Saturday, February 21, 2009

Is 'partnership' code for 'sold'?

Well known Sydney boutique coffee Roaster Toby's Estate has entered into what they describe as a 'partnership' with trans-Tasman company Cerebos Foods .

Cerebos is a large manufacturer with a wide range of well known Australian and New Zealand brands under their domain including:

  • Caffe L'affare (NZ);
  • Atomic (NZ);
  • Robert Harris;
  • Mocopan;
  • Gravox;
  • Saxa; and of course, 
  • Riva

I'm of two minds about the partnership - it is good for Toby's that they have found a way to grow, but I worry that quality might at some point become the victim of of cost controls within a larger organisational structure.

Toby Smith has been creative and innovative and for the present will remain at the helm of the roastery - but the last quote of their press release gives concern.

"What’s especially appealing about working with Cerebos is their great track record of partnering with innovative coffee companies and helping them grow to reach their full potential.
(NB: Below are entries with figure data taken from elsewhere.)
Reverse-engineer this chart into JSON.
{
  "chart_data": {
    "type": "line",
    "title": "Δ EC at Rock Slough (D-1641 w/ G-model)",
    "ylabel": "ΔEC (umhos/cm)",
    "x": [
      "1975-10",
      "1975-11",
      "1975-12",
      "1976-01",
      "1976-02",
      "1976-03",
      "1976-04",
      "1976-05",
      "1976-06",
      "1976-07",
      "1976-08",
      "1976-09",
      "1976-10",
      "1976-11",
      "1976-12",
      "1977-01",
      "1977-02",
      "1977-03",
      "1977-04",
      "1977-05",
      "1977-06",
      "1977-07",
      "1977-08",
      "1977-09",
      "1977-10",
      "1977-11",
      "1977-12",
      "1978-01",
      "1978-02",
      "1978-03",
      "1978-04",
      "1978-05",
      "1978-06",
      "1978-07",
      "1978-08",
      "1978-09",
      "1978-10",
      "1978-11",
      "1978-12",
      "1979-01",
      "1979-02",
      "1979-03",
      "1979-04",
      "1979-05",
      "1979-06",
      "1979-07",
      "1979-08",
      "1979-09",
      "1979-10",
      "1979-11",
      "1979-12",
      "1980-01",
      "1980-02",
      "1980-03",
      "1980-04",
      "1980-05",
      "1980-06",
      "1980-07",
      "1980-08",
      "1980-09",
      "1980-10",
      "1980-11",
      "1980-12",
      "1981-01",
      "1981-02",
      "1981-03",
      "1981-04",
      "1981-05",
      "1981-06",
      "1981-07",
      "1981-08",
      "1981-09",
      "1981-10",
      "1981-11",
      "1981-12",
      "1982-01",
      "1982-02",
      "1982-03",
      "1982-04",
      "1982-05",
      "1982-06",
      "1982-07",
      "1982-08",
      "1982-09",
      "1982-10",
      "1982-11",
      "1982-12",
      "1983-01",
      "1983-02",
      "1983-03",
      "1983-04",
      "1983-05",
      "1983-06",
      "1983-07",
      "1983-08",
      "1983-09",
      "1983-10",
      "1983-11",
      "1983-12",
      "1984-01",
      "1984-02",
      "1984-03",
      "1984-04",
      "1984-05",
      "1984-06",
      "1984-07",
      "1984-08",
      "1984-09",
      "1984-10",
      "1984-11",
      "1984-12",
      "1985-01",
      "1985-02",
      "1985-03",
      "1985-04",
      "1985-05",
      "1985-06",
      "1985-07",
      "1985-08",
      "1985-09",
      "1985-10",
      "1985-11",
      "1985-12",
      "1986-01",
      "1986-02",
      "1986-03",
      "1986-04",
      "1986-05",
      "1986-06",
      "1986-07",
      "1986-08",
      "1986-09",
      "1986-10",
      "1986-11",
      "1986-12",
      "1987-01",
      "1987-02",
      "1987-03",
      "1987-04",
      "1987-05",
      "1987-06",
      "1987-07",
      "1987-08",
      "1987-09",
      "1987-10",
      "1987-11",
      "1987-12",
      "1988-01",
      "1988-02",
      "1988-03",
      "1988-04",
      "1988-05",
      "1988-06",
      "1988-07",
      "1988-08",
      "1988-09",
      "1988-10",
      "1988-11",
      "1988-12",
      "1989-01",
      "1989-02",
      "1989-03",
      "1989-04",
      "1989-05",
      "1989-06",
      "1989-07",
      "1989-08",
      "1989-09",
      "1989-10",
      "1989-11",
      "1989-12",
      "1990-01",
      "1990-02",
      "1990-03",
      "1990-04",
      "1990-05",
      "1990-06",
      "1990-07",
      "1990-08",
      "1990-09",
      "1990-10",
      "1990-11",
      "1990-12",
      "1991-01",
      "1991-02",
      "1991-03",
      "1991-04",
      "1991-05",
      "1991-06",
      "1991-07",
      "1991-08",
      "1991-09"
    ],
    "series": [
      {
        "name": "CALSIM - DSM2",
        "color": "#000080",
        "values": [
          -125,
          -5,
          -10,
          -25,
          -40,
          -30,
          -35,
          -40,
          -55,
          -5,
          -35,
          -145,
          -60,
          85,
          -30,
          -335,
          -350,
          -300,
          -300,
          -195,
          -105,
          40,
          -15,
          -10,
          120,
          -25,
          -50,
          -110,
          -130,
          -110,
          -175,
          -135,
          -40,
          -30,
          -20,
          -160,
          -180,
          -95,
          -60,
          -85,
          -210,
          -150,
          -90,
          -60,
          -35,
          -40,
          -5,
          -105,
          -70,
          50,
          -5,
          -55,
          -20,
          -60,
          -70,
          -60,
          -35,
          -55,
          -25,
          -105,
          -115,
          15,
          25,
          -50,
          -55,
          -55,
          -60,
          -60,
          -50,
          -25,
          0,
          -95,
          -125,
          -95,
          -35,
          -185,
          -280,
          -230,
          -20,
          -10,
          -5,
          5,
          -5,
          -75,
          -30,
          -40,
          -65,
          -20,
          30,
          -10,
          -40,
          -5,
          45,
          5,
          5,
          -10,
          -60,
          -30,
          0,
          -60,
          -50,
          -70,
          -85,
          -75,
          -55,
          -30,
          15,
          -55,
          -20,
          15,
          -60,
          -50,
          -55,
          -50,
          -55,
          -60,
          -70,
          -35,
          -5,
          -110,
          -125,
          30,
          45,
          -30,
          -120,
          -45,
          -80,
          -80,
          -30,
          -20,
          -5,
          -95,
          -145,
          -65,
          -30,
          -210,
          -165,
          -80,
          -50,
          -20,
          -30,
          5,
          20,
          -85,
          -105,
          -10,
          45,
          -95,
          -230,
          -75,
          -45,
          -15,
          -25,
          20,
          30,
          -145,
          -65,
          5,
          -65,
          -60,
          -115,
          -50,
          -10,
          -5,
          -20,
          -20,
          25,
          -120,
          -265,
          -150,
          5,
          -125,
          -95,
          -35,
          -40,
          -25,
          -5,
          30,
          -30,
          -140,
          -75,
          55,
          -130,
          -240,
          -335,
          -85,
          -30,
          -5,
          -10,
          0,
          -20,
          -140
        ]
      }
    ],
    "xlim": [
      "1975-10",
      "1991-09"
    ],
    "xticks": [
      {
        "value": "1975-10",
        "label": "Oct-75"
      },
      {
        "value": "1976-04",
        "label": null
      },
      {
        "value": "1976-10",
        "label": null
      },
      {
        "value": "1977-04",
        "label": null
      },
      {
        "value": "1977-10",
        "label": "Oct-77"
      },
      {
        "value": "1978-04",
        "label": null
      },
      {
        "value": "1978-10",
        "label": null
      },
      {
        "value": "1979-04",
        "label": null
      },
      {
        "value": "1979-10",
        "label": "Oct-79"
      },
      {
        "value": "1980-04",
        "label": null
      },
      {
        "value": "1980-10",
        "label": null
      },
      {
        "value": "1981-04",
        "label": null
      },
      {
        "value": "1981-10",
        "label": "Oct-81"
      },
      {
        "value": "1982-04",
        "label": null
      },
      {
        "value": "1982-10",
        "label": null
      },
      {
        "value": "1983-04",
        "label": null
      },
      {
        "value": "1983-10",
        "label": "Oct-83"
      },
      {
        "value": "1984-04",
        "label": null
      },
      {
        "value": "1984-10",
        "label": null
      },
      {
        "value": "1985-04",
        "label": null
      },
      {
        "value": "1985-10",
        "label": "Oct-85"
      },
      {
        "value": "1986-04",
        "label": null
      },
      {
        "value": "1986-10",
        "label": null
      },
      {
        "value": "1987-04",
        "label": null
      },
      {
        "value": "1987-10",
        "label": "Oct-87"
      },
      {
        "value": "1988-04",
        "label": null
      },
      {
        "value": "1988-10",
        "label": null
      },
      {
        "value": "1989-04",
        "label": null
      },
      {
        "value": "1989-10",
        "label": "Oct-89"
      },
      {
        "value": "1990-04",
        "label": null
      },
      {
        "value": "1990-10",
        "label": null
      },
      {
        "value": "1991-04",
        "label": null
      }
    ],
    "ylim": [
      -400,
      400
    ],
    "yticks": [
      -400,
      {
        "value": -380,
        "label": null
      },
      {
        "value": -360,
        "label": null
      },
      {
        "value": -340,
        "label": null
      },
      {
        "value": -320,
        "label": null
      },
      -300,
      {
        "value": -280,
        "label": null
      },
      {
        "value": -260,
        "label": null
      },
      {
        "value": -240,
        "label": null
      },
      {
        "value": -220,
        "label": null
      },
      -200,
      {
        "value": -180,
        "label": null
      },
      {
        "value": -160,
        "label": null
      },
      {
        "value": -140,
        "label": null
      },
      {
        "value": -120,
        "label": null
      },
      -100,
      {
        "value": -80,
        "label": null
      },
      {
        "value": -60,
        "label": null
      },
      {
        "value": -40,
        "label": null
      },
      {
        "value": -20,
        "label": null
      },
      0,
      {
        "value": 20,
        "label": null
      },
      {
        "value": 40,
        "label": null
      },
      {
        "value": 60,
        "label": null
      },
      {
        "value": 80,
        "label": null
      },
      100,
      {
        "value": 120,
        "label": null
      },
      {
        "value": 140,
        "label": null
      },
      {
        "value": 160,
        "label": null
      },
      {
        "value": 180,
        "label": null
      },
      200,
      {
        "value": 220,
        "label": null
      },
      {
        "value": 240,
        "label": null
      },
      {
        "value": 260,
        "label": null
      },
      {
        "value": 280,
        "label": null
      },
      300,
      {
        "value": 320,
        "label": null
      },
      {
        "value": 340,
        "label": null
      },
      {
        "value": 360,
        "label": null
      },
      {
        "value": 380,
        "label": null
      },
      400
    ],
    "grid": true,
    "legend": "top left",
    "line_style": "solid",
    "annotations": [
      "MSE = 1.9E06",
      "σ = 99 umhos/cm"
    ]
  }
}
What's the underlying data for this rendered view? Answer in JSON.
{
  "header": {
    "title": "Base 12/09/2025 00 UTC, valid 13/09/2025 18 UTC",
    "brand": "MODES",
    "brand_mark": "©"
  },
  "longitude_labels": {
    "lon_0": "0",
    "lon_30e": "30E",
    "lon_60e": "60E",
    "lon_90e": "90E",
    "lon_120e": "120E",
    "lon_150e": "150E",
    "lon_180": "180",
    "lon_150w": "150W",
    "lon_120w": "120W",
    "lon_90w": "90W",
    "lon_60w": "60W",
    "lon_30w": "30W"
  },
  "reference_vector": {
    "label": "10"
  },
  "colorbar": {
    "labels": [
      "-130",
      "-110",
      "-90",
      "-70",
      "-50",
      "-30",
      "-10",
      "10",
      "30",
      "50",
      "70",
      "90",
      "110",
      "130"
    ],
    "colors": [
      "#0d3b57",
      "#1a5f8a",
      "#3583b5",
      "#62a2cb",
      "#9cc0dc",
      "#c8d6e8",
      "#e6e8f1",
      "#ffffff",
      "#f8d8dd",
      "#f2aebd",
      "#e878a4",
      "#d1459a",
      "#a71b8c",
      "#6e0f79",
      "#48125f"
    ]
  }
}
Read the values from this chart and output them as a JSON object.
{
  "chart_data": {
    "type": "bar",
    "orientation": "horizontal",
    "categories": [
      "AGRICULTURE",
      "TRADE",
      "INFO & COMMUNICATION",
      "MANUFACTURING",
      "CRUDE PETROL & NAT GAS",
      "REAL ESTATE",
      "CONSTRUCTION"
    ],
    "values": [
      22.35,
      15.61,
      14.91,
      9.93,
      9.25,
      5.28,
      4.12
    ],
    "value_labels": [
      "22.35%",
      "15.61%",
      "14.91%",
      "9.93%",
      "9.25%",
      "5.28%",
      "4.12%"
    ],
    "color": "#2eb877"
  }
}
Our agreement means I will continue to manage the business and all staff and management will remain while we work to identify new opportunities." (my emphasis).

The "will remain while" is not the language of continuity or partnership in a press release but of transition. Sad if 'tis so.

Chatting about this earlier with Kamran Nowduschani of Fiori we speculated on whether we are about to see a business similarity with the wine industry where many innovative and high quality producers were gradually consumed by the large corporates. The increasing number of smaller specialty coffee roasters has been a boon to the Australian coffee palate and although sustainability of many small operators is always a concern, it would be disappointing to see coffee roasting contract rather than expand as a small business.

We shall have to wait to see the outcomes and hope that Cerebos value quality over brand recognition.